The cost of this transition is much higher than the cost of other operations in setcontext or getcontext (which are a few simple memory writes). If you are calling these functions very often you are now performing a slow operation (in this case a system call to sigprocmask, which does not pass through the vDSO) every time you intended to do something quickly (like saving or restoring the CPU register set to switch threads).

 

Why does changing a configure flag make this go away?

At the time Ruby 1.8.7 was widely used, it was by default configured with --enable-pthread which enabled a separate OS-level timer thread that would occasionally run to pre-empt the Ruby VM. This is how the Ruby VM knew when it was time to switch between the userland threads that were mapped to threads created in Ruby programs. Using --enable-pthread also caused the configure script to search for and use the functions getcontext and setcontext. If you didn’t use --enable-pthread, the configure script would instead search for and use _setjmp and _longjmp (note the underscores) instead. These functions do not save or restore the signal mask, and thus, thus they do not make the system call to sigprocmask.

So:

  • --enable-pthread and --disable-pthread were intended to be used to control whether the Ruby VM’s userland threading implementation would use an OS level thread or a simple VTALRM signal to notify the Ruby VM when it was time to switch execution to a different Ruby thread.
  • The unintended side effect of switching between these two pre-emptiong methods is that the underlying primitives used to implement context switching are swapped between setcontext/getcontext and _setjmp/_longjmp.
  • The additional side effect of this low level function swap is either additional calls to sigprocmask (if the setcontext/getcontext pair is chosen) or not.
  • The additional side effect being reduced performance if the pair which uses sigprocmask is chosen.
  • The real world result in which users of Puppet (and other software) have a poor experience.

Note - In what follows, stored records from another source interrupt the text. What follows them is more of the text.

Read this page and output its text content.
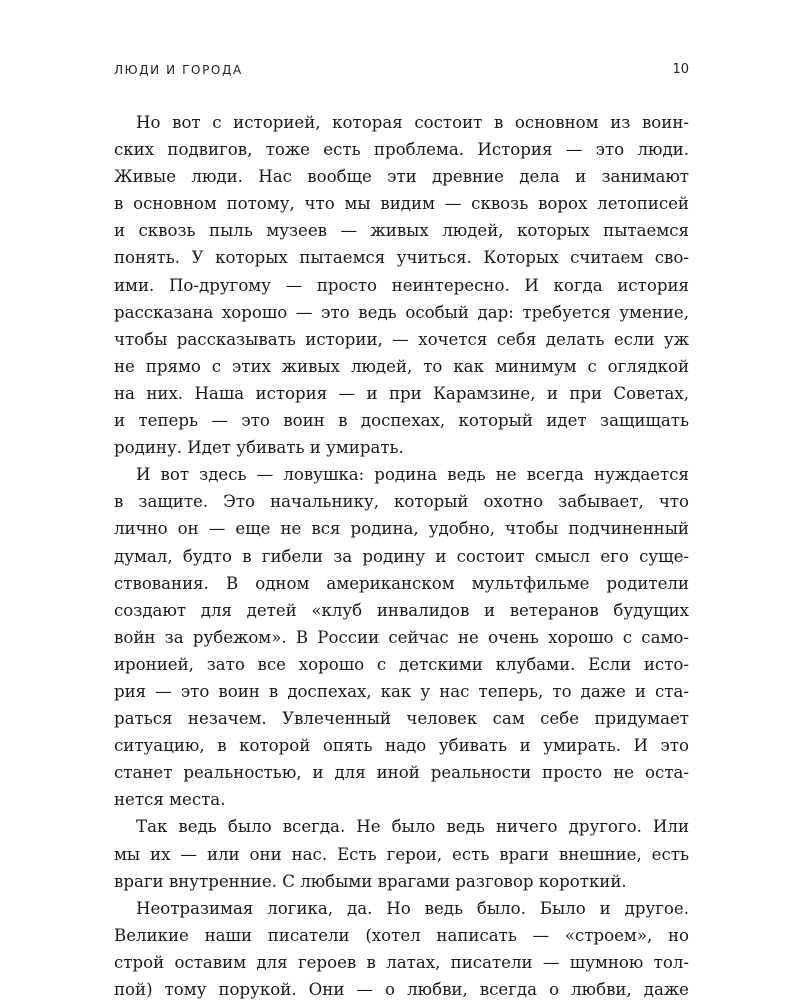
ЛЮДИ И ГОРОДА	10
Но вот с историей, которая состоит в основном из воин-
ских подвигов, тоже есть проблема. История — это люди.
Живые люди. Нас вообще эти древние дела и занимают
в основном потому, что мы видим — сквозь ворох летописей
и сквозь пыль музеев — живых людей, которых пытаемся
понять. У которых пытаемся учиться. Которых считаем сво-
ими. По-другому — просто неинтересно. И когда история
рассказана хорошо — это ведь особый дар: требуется умение,
чтобы рассказывать истории, — хочется себя делать если уж
не прямо с этих живых людей, то как минимум с оглядкой
на них. Наша история — и при Карамзине, и при Советах,
и теперь — это воин в доспехах, который идет защищать
родину. Идет убивать и умирать.
И вот здесь — ловушка: родина ведь не всегда нуждается
в защите. Это начальнику, который охотно забывает, что
лично он — еще не вся родина, удобно, чтобы подчиненный
думал, будто в гибели за родину и состоит смысл его суще-
ствования. В одном американском мультфильме родители
создают для детей «клуб инвалидов и ветеранов будущих
войн за рубежом». В России сейчас не очень хорошо с само-
иронией, зато все хорошо с детскими клубами. Если исто-
рия — это воин в доспехах, как у нас теперь, то даже и ста-
раться незачем. Увлеченный человек сам себе придумает
ситуацию, в которой опять надо убивать и умирать. И это
станет реальностью, и для иной реальности просто не оста-
нется места.
Так ведь было всегда. Не было ведь ничего другого. Или
мы их — или они нас. Есть герои, есть враги внешние, есть
враги внутренние. С любыми врагами разговор короткий.
Неотразимая логика, да. Но ведь было. Было и другое.
Великие наши писатели (хотел написать — «строем», но
строй оставим для героев в латах, писатели — шумною тол-
пой) тому порукой. Они — о любви, всегда о любви, даже
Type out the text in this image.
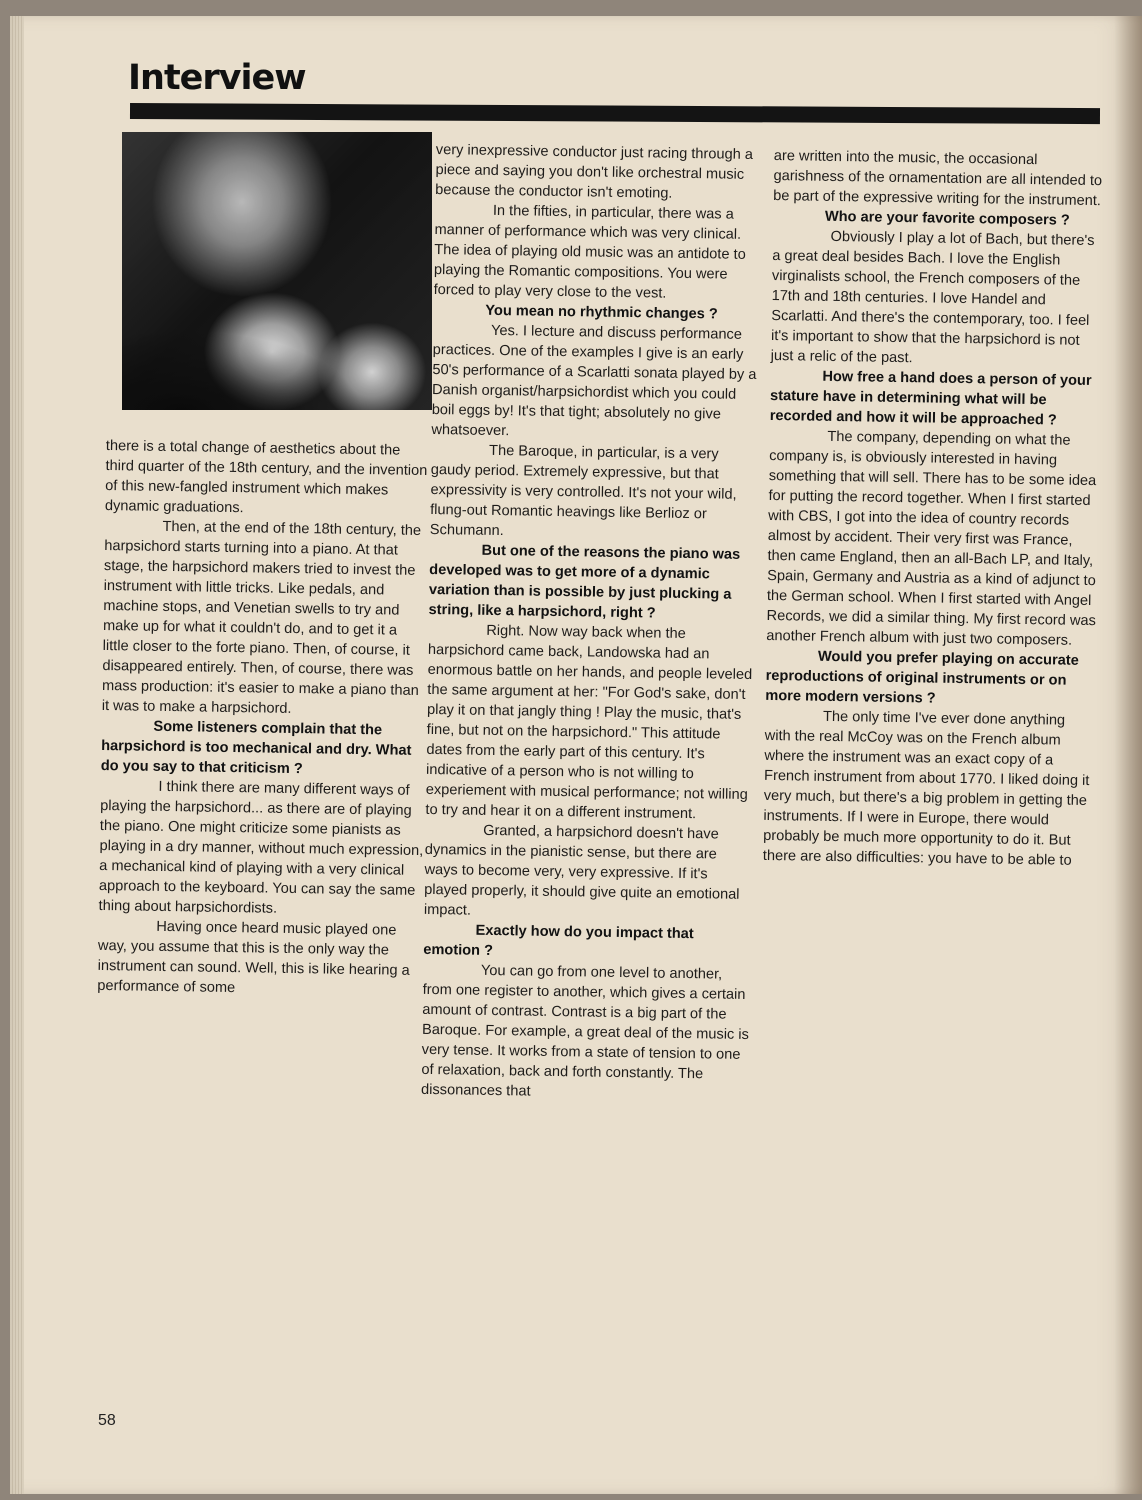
Interview

there is a total change of aesthetics about the third quarter of the 18th century, and the invention of this new-fangled instrument which makes dynamic graduations.

Then, at the end of the 18th century, the harpsichord starts turning into a piano. At that stage, the harpsichord makers tried to invest the instrument with little tricks. Like pedals, and machine stops, and Venetian swells to try and make up for what it couldn't do, and to get it a little closer to the forte piano. Then, of course, it disappeared entirely. Then, of course, there was mass production: it's easier to make a piano than it was to make a harpsichord.

Some listeners complain that the harpsichord is too mechanical and dry. What do you say to that criticism ?

I think there are many different ways of playing the harpsichord... as there are of playing the piano. One might criticize some pianists as playing in a dry manner, without much expression, a mechanical kind of playing with a very clinical approach to the keyboard. You can say the same thing about harpsichordists.

Having once heard music played one way, you assume that this is the only way the instrument can sound. Well, this is like hearing a performance of some

very inexpressive conductor just racing through a piece and saying you don't like orchestral music because the conductor isn't emoting.

In the fifties, in particular, there was a manner of performance which was very clinical. The idea of playing old music was an antidote to playing the Romantic compositions. You were forced to play very close to the vest.

You mean no rhythmic changes ?

Yes. I lecture and discuss performance practices. One of the examples I give is an early 50's performance of a Scarlatti sonata played by a Danish organist/harpsichordist which you could boil eggs by! It's that tight; absolutely no give whatsoever.

The Baroque, in particular, is a very gaudy period. Extremely expressive, but that expressivity is very controlled. It's not your wild, flung-out Romantic heavings like Berlioz or Schumann.

But one of the reasons the piano was developed was to get more of a dynamic variation than is possible by just plucking a string, like a harpsichord, right ?

Right. Now way back when the harpsichord came back, Landowska had an enormous battle on her hands, and people leveled the same argument at her: "For God's sake, don't play it on that jangly thing ! Play the music, that's fine, but not on the harpsichord." This attitude dates from the early part of this century. It's indicative of a person who is not willing to experiement with musical performance; not willing to try and hear it on a different instrument.

Granted, a harpsichord doesn't have dynamics in the pianistic sense, but there are ways to become very, very expressive. If it's played properly, it should give quite an emotional impact.

Exactly how do you impact that emotion ?

You can go from one level to another, from one register to another, which gives a certain amount of contrast. Contrast is a big part of the Baroque. For example, a great deal of the music is very tense. It works from a state of tension to one of relaxation, back and forth constantly. The dissonances that

are written into the music, the occasional garishness of the ornamentation are all intended to be part of the expressive writing for the instrument.

Who are your favorite composers ?

Obviously I play a lot of Bach, but there's a great deal besides Bach. I love the English virginalists school, the French composers of the 17th and 18th centuries. I love Handel and Scarlatti. And there's the contemporary, too. I feel it's important to show that the harpsichord is not just a relic of the past.

How free a hand does a person of your stature have in determining what will be recorded and how it will be approached ?

The company, depending on what the company is, is obviously interested in having something that will sell. There has to be some idea for putting the record together. When I first started with CBS, I got into the idea of country records almost by accident. Their very first was France, then came England, then an all-Bach LP, and Italy, Spain, Germany and Austria as a kind of adjunct to the German school. When I first started with Angel Records, we did a similar thing. My first record was another French album with just two composers.

Would you prefer playing on accurate reproductions of original instruments or on more modern versions ?

The only time I've ever done anything with the real McCoy was on the French album where the instrument was an exact copy of a French instrument from about 1770. I liked doing it very much, but there's a big problem in getting the instruments. If I were in Europe, there would probably be much more opportunity to do it. But there are also difficulties: you have to be able to

58
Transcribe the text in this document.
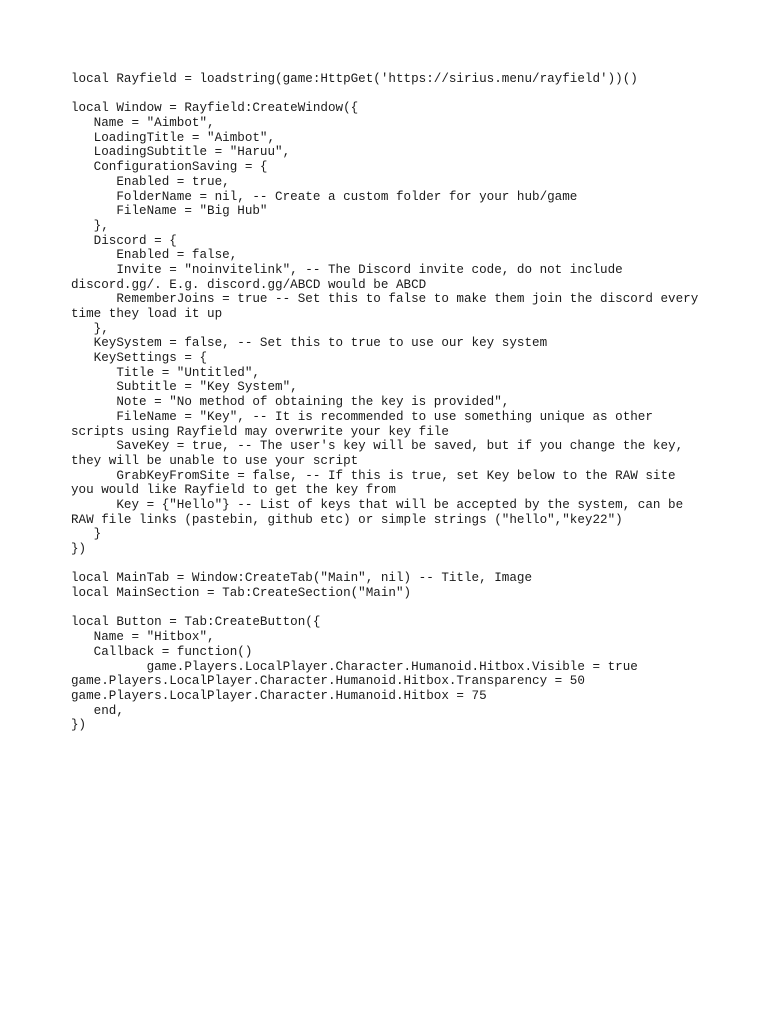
local Rayfield = loadstring(game:HttpGet('https://sirius.menu/rayfield'))()
local Window = Rayfield:CreateWindow({
Name = "Aimbot",
LoadingTitle = "Aimbot",
LoadingSubtitle = "Haruu",
ConfigurationSaving = {
Enabled = true,
FolderName = nil, -- Create a custom folder for your hub/game
FileName = "Big Hub"
},
Discord = {
Enabled = false,
Invite = "noinvitelink", -- The Discord invite code, do not include
discord.gg/. E.g. discord.gg/ABCD would be ABCD
RememberJoins = true -- Set this to false to make them join the discord every
time they load it up
},
KeySystem = false, -- Set this to true to use our key system
KeySettings = {
Title = "Untitled",
Subtitle = "Key System",
Note = "No method of obtaining the key is provided",
FileName = "Key", -- It is recommended to use something unique as other
scripts using Rayfield may overwrite your key file
SaveKey = true, -- The user's key will be saved, but if you change the key,
they will be unable to use your script
GrabKeyFromSite = false, -- If this is true, set Key below to the RAW site
you would like Rayfield to get the key from
Key = {"Hello"} -- List of keys that will be accepted by the system, can be
RAW file links (pastebin, github etc) or simple strings ("hello","key22")
}
})
local MainTab = Window:CreateTab("Main", nil) -- Title, Image
local MainSection = Tab:CreateSection("Main")
local Button = Tab:CreateButton({
Name = "Hitbox",
Callback = function()
game.Players.LocalPlayer.Character.Humanoid.Hitbox.Visible = true
game.Players.LocalPlayer.Character.Humanoid.Hitbox.Transparency = 50
game.Players.LocalPlayer.Character.Humanoid.Hitbox = 75
end,
})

Phew; all of this from one configure flag that essentially enables or disables a single system call in a hot path.

Conclusion

Micro-optimizations do matter, but the extent to which they matter is, of course, application specific. Being aware that the libraries and code you depend on can do things you might not expect (like make a slow system call in a hot path) and knowing which tools to use to detect and correct these sorts of issues can have a vast impact on your users and, in some cases, your users’ users.